Intervistato dai canali di Sportmediaset, l’allenatore dell’Inter, Cristian Chivu, ha fatto il punto della situazione in casa nerazzurra. Dalla grande determinazione dimostrata dal capitano Lautaro Martínez al valore di Pio Esposito, passando per la filosofia societaria sul mercato e l’integrazione dei giovani del vivaio in prima squadra, il tecnico ha delineato la mentalità del gruppo nerazzurro.
Il tecnico nerazzurro elogia il senso di appartenenza del capitano e chiarisce la gestione della concorrenza interna:
“Lautaro è il nostro capitano, per quello che è l’amore suo nei confronti di questi colori, questo sentimento in questa squadra, in questo gruppo, per quello che è stata magari la delusione di una finale Coppa del Mondo persa. L’ho visto molto motivato, l’ho visto con l’ambizione giusta, appena finito il Mondiale, di tornare prima possibile, l’ha fatto di anticipo, dove in vacanza si è preso solo un paio di giorni in lavoro, ha iniziato a lavorare già in vacanza e lo vedo quasi pronto per fare una grande stagione. Esposito? Noi non abbiamo titolari fissi perché i posti fissi non esistono nel calcio, perché a noi interessa a livello di competitività, interessa l’individuo che mette a disposizione del gruppo tutte quelle che sono le sue caratteristiche. Pio è importante per noi in molte partite, è importante per noi per come sa stare in gruppo, è importante per noi per come si allena e per come alza il livello dei suoi compagni di reparto”.
Chivu sottolinea la lucidità delle scelte societarie e l’apporto dei giovani aggregati al gruppo principale:
“Abbiamo fatto un mercato lucido, abbiamo cercato di portare più qualità e di alzare il livello per quanto riguarda una rosa già forte, già competitiva, che l’ha dimostrato sia l’anno scorso che negli anni scorsi. Noi abbiamo l’obbligo di mantenere un livello alto, abbiamo l’obbligo di mantenere quello che di buono questa squadra, questa società negli ultimi anni ha fatto.
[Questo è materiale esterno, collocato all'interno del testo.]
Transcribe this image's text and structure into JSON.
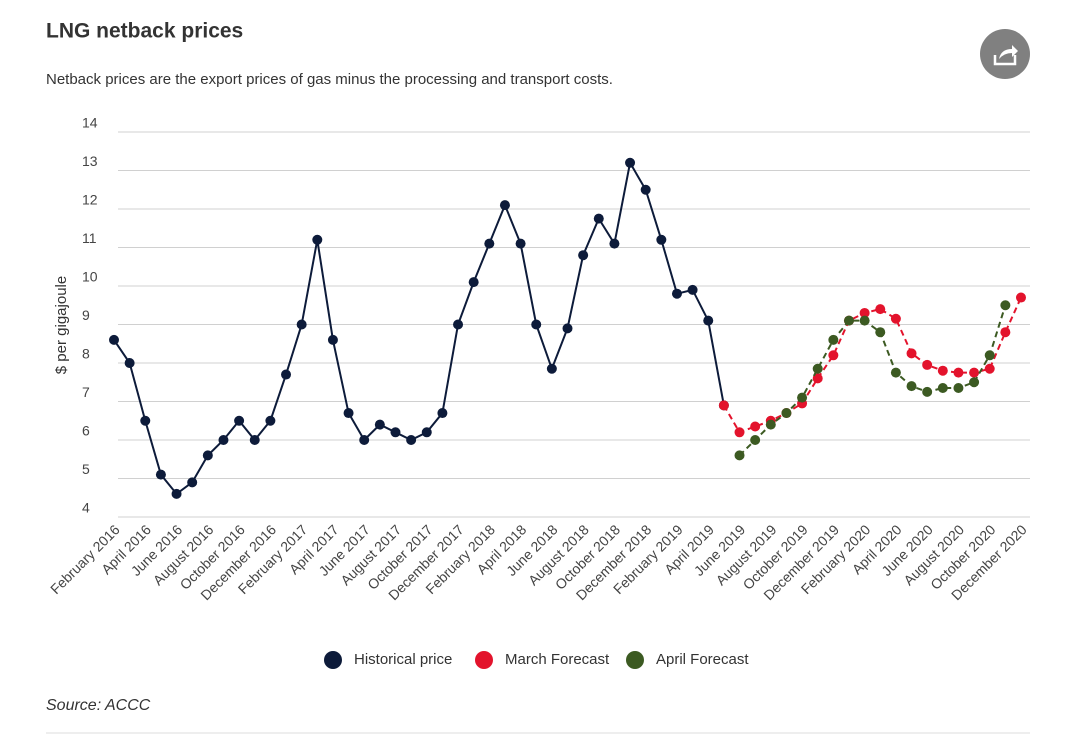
{
  "chart_data": {
    "type": "line",
    "title": "LNG netback prices",
    "subtitle": "Netback prices are the export prices of gas minus the processing and transport costs.",
    "y_label": "$ per gigajoule",
    "source": "Source: ACCC",
    "categories": [
      "February 2016",
      null,
      "April 2016",
      null,
      "June 2016",
      null,
      "August 2016",
      null,
      "October 2016",
      null,
      "December 2016",
      null,
      "February 2017",
      null,
      "April 2017",
      null,
      "June 2017",
      null,
      "August 2017",
      null,
      "October 2017",
      null,
      "December 2017",
      null,
      "February 2018",
      null,
      "April 2018",
      null,
      "June 2018",
      null,
      "August 2018",
      null,
      "October 2018",
      null,
      "December 2018",
      null,
      "February 2019",
      null,
      "April 2019",
      null,
      "June 2019",
      null,
      "August 2019",
      null,
      "October 2019",
      null,
      "December 2019",
      null,
      "February 2020",
      null,
      "April 2020",
      null,
      "June 2020",
      null,
      "August 2020",
      null,
      "October 2020",
      null,
      "December 2020"
    ],
    "series": [
      {
        "name": "Historical price",
        "color": "#0d1b3a",
        "dashed": false,
        "values": [
          8.6,
          8.0,
          6.5,
          5.1,
          4.6,
          4.9,
          5.6,
          6.0,
          6.5,
          6.0,
          6.5,
          7.7,
          9.0,
          11.2,
          8.6,
          6.7,
          6.0,
          6.4,
          6.2,
          6.0,
          6.2,
          6.7,
          9.0,
          10.1,
          11.1,
          12.1,
          11.1,
          9.0,
          7.85,
          8.9,
          10.8,
          11.75,
          11.1,
          13.2,
          12.5,
          11.2,
          9.8,
          9.9,
          9.1,
          6.9,
          null,
          null,
          null,
          null,
          null,
          null,
          null,
          null,
          null,
          null,
          null,
          null,
          null,
          null,
          null,
          null,
          null,
          null,
          null
        ]
      },
      {
        "name": "March Forecast",
        "color": "#e3132c",
        "dashed": true,
        "values": [
          null,
          null,
          null,
          null,
          null,
          null,
          null,
          null,
          null,
          null,
          null,
          null,
          null,
          null,
          null,
          null,
          null,
          null,
          null,
          null,
          null,
          null,
          null,
          null,
          null,
          null,
          null,
          null,
          null,
          null,
          null,
          null,
          null,
          null,
          null,
          null,
          null,
          null,
          null,
          6.9,
          6.2,
          6.35,
          6.5,
          6.7,
          6.95,
          7.6,
          8.2,
          9.1,
          9.3,
          9.4,
          9.15,
          8.25,
          7.95,
          7.8,
          7.75,
          7.75,
          7.85,
          8.8,
          9.7
        ]
      },
      {
        "name": "April Forecast",
        "color": "#3c5a22",
        "dashed": true,
        "values": [
          null,
          null,
          null,
          null,
          null,
          null,
          null,
          null,
          null,
          null,
          null,
          null,
          null,
          null,
          null,
          null,
          null,
          null,
          null,
          null,
          null,
          null,
          null,
          null,
          null,
          null,
          null,
          null,
          null,
          null,
          null,
          null,
          null,
          null,
          null,
          null,
          null,
          null,
          null,
          null,
          5.6,
          6.0,
          6.4,
          6.7,
          7.1,
          7.85,
          8.6,
          9.1,
          9.1,
          8.8,
          7.75,
          7.4,
          7.25,
          7.35,
          7.35,
          7.5,
          8.2,
          9.5,
          null
        ]
      }
    ],
    "ylim": [
      4,
      14
    ],
    "yticks": [
      4,
      5,
      6,
      7,
      8,
      9,
      10,
      11,
      12,
      13,
      14
    ],
    "grid": true
  }
}
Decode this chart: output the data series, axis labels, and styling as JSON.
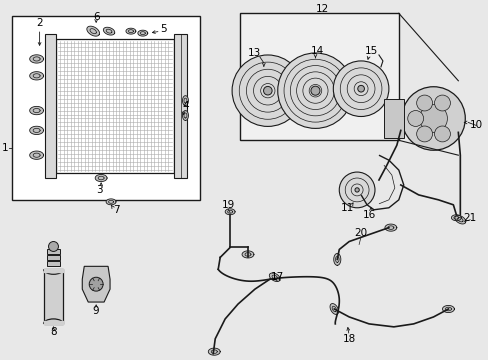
{
  "bg_color": "#e8e8e8",
  "line_color": "#1a1a1a",
  "text_color": "#000000",
  "fig_width": 4.89,
  "fig_height": 3.6,
  "dpi": 100,
  "label_fs": 7.5
}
Giocatori di altre squadre? Togliendo i miei? Ecco, questo non posso farlo. Stimo tanti allenatori, tante società e tanti giocatori e credo che l’Italia comunque mantiene un buon livello a livello individuale, a livello di giocatori che alzano il livello della Serie A, che danno un apporto importante per quanto riguarda la crescita della Serie A, però tolto i miei non posso fare i nomi dei giocatori di altre squadre. Attacco? Noi abbiamo il quinto, il sesto, il settimo attaccante, non necessariamente in questo ordine, ci sono Lavelli, Mosconi e Idrissou”.